Something like the first paragraph of the Wikipedia article would do fine for me:https://en.wikipedia.org/wiki/Risk_compensation
Why is "homeostasis" better?
But whatever the definition if you want to see if it's happening it's still necessary to go and look for it rather than assume it.
That seems a fair definition.
Risk compensation is a theory which suggests that people typically adjust their behavior in response to the perceived level of risk, becoming more careful where they sense greater risk and less careful if they feel more protected.
I think risk compensation is often seen as the first part: that people adjust for increased risk, and not for decreased risk. Using risk homeostasis as the term makes this a bit more apparent.
This risk adjustment is an internal brain process and very difficult to observe. Adams discusses this.
The failure of many measures intended to achieve more safety is suggestive.
The increase in pedestrian and cyclist casualties which accompanied seat belt legislation is telling.

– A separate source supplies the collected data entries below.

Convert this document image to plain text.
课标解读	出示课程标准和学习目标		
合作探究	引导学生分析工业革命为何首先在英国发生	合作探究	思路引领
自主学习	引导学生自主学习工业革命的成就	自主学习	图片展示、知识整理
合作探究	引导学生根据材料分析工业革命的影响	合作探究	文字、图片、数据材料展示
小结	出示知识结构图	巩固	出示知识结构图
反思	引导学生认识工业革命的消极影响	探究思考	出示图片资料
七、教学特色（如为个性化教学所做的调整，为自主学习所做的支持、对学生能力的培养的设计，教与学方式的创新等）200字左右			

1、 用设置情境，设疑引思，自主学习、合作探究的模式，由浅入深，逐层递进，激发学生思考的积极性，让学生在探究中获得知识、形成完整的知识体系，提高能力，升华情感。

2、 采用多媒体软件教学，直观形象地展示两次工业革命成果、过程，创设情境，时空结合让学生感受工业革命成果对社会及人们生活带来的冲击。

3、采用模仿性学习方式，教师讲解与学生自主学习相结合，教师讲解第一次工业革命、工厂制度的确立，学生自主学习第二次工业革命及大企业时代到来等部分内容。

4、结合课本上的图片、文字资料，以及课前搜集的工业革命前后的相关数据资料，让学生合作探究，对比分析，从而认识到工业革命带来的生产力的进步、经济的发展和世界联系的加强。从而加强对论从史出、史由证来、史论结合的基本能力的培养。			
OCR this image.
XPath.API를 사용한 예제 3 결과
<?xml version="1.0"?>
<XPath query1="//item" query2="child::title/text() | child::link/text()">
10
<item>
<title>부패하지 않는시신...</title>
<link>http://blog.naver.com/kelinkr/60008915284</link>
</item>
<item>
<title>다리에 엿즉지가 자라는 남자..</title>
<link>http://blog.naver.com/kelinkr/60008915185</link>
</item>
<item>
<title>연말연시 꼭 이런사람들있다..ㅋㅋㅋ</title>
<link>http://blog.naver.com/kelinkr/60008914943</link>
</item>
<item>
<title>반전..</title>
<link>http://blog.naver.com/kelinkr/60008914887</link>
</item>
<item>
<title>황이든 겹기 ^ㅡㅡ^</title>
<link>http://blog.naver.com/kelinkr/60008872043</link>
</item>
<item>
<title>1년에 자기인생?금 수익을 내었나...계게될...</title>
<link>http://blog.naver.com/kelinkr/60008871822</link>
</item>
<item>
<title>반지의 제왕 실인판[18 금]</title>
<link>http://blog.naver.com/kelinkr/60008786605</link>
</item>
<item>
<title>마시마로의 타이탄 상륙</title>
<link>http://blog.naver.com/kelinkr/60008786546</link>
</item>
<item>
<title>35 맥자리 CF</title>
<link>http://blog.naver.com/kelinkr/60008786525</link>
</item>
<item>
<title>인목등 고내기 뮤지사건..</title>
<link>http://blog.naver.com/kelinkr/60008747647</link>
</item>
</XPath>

Drivers who feel safer take less care.
An article in the journal of the Royal Statistical Society showed this.
As Adams comments,
Significantly the Significance article did not make it into the Review’s list of key references on seat belts. A significant omission because the authors, all defenders of the seat belt law, acknowledge an effect of the law of important consequence to vulnerable road users. They say “the clear reduction in death and injury to car occupants is appreciably offset by extra deaths among pedestrians and cyclists.”
Really, I find that the case for risk homeostasis needs a larger space. I have suggested that a reading of Adams and Wilde to might help.
Not all worthwhile knowledge is amenable to the scientific method, especially when it concerns the human brain.